Its a complex issue, specific teaching of KC's is possible as a very small part, gaining understanding through doing, showing, living the KC's is an enormous part. It really comes back to loving learning. Teachers are funny animals, we are so different in many ways but scarily similar in the things that matter. We can argue over assemblies, prize giving, bike days, sand pits, dutys, timetables (my list is quite long, hmmm a bit too much information here) but we always seem to agree that teaching kids is more than just imparting knowledge.
Good schools have flocks of these teachers who give everything they have for their kids. I have heard many conversations where someone is having a dig at a kid who has been an egg, only for another teacher to pop up and defend the little sod.

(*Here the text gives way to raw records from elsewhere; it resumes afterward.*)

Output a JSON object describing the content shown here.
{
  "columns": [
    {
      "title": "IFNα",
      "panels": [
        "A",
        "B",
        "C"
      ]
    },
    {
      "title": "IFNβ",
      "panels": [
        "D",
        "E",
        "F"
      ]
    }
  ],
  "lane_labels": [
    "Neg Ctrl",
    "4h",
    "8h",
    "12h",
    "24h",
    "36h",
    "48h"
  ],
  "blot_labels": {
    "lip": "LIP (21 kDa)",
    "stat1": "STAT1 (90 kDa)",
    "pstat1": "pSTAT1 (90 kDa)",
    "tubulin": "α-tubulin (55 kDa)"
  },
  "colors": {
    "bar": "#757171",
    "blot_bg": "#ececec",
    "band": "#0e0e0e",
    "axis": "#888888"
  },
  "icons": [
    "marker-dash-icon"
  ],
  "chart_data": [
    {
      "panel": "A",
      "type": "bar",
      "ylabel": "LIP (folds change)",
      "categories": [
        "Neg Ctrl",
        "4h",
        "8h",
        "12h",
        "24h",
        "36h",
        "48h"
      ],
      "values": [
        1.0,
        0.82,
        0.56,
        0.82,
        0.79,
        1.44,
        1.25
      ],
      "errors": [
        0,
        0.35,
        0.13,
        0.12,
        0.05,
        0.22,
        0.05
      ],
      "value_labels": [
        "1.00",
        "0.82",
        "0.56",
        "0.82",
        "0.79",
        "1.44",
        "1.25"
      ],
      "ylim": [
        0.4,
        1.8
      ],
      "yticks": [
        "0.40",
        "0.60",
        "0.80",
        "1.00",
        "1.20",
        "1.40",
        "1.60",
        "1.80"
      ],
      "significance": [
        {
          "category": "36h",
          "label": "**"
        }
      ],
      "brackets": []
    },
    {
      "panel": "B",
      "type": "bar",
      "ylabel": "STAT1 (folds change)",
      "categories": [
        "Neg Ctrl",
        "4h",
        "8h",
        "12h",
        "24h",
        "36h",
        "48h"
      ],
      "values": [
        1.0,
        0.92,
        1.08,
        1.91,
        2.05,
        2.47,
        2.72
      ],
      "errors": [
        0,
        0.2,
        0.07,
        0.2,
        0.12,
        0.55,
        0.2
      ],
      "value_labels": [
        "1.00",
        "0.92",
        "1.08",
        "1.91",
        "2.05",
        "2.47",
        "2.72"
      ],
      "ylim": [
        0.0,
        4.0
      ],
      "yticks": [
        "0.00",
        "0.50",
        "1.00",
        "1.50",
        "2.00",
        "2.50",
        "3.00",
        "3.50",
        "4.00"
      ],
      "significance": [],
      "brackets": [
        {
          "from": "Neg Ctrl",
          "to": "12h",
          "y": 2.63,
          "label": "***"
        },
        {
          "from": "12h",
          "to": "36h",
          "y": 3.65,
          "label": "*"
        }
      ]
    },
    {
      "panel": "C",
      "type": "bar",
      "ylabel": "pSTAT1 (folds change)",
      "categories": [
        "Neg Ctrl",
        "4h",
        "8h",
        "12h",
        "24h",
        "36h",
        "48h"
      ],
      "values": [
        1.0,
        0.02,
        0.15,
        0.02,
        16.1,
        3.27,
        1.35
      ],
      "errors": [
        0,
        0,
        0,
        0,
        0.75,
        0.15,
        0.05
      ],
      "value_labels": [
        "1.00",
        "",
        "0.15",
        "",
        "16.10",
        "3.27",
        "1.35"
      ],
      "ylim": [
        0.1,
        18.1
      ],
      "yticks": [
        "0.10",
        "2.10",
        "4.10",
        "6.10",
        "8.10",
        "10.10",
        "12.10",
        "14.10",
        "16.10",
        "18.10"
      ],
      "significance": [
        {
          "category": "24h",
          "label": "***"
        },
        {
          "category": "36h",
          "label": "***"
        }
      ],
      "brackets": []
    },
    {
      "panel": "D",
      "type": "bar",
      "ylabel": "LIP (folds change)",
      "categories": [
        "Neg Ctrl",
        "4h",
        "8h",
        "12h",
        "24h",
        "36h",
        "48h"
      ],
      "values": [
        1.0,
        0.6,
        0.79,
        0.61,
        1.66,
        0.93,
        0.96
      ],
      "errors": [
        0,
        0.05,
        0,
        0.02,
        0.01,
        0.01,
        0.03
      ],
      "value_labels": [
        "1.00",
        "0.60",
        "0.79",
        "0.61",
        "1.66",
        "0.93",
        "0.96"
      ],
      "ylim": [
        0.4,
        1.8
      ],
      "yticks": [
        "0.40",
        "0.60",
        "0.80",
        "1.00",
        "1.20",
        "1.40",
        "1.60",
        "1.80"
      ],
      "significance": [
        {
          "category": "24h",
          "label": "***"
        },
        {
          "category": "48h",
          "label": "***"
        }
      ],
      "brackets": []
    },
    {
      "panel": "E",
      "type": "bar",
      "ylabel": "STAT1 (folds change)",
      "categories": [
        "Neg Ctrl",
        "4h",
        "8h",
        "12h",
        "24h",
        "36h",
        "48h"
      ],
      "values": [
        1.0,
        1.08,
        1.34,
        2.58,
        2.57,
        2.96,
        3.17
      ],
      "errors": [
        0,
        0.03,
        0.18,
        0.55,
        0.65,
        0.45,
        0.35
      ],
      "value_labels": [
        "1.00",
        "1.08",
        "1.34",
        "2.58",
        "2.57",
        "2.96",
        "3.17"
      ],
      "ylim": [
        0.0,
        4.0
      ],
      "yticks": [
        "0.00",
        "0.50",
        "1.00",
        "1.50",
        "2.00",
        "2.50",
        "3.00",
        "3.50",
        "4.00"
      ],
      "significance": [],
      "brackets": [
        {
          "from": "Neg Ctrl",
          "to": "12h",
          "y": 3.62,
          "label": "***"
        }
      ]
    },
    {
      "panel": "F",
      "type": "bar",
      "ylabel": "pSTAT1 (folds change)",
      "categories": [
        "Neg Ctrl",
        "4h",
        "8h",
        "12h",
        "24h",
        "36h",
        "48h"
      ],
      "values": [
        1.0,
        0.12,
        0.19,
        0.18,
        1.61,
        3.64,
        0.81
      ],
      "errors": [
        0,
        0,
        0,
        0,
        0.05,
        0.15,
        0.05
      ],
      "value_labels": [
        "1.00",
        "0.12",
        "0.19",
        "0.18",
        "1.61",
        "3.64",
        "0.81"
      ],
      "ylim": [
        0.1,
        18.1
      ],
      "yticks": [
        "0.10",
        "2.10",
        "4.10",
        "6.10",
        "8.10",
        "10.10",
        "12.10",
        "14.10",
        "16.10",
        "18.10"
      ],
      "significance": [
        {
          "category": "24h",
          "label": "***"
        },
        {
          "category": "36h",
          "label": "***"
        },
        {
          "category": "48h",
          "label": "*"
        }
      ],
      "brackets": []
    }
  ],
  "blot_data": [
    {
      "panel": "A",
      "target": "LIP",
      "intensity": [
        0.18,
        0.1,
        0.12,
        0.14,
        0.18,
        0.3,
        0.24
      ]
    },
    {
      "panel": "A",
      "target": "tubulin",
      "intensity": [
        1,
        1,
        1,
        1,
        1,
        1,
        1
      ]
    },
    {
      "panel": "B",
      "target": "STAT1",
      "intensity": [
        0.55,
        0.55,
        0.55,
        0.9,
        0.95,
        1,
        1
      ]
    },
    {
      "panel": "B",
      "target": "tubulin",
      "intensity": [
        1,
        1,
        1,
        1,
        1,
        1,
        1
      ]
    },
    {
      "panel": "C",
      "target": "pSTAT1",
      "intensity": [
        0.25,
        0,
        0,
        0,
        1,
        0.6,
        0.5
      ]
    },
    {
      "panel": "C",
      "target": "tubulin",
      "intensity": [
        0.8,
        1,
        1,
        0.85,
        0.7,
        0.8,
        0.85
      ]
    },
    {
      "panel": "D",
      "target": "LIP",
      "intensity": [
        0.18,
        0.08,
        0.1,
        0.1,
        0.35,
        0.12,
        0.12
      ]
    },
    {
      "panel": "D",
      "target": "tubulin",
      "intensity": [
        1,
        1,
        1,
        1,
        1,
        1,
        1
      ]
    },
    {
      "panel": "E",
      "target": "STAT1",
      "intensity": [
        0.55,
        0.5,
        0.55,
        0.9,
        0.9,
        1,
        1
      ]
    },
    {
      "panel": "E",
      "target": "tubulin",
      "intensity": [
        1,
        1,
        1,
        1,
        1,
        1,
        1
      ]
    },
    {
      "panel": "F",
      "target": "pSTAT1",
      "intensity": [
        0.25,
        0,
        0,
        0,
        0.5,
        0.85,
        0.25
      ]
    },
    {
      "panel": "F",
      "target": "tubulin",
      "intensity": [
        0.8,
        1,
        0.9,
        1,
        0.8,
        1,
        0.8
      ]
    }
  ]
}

Having a deeper understanding of our colleagues, a shared respect for the way everyone in your school cares for kids, knowing that everyone has a bit of the "fight for kids" inside them is so important as a teacher and as a principal. We may have our spats but nothing changes the respect we have for colleagues who live a shared philosophy, not hung on the walls, but a deeper respect for the actual daily implementation.
This is where these rambled thoughts are going.
If we are going to make it as a life long learner, if we are going to encourage all our kids to be life long learners then there isn't one skill set.Every kid needs someone who will "fight for them". Leaders need to practice their own philosophy of life long learning. I know we aren't all perfect and we get things wrong on more than one occasion but shutting the door is not an option.